Pré-candidatura de Ronaldo Caiado à Presidência começa com críticas a Lula e Flávio Bolsonaro
Pré-candidatura de Ronaldo Caiado à Presidência começa com críticas a Lula e Flávio Bolsonaro e amplia disputa na direita.

A pré-candidatura de Ronaldo Caiado à Presidência foi oficializada nesta segunda-feira (30), durante evento do PSD em São Paulo, e já provoca movimentações importantes no cenário político nacional.

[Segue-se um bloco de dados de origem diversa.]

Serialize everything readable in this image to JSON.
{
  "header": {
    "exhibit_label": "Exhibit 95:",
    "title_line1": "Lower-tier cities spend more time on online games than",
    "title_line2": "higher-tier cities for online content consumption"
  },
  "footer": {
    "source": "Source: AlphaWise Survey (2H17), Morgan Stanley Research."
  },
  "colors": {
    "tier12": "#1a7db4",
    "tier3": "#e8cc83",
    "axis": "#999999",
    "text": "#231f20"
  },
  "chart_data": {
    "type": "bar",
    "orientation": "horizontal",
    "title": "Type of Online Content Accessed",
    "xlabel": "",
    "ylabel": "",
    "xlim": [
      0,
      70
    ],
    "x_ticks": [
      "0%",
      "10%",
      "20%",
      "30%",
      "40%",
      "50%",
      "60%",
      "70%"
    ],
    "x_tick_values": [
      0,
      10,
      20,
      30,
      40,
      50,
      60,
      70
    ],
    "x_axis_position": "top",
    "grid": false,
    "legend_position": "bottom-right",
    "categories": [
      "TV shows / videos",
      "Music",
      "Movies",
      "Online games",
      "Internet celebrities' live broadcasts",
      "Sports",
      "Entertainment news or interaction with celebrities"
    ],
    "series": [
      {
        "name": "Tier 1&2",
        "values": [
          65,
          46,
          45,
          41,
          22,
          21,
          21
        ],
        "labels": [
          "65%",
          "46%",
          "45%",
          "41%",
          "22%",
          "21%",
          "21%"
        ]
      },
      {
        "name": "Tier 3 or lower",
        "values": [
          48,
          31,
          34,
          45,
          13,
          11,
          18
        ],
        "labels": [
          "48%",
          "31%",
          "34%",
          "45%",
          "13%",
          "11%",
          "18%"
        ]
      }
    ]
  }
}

O governador de Goiás adotou um discurso firme contra o governo do presidente Luiz Inácio Lula da Silva (PT), ao mesmo tempo em que fez críticas diretas ao senador Flávio Bolsonaro (PL-RJ).
A estratégia indica uma tentativa clara de Caiado de se consolidar como uma alternativa dentro da direita, buscando equilibrar apoio entre eleitores mais alinhados ao bolsonarismo e setores que defendem uma postura mais moderada.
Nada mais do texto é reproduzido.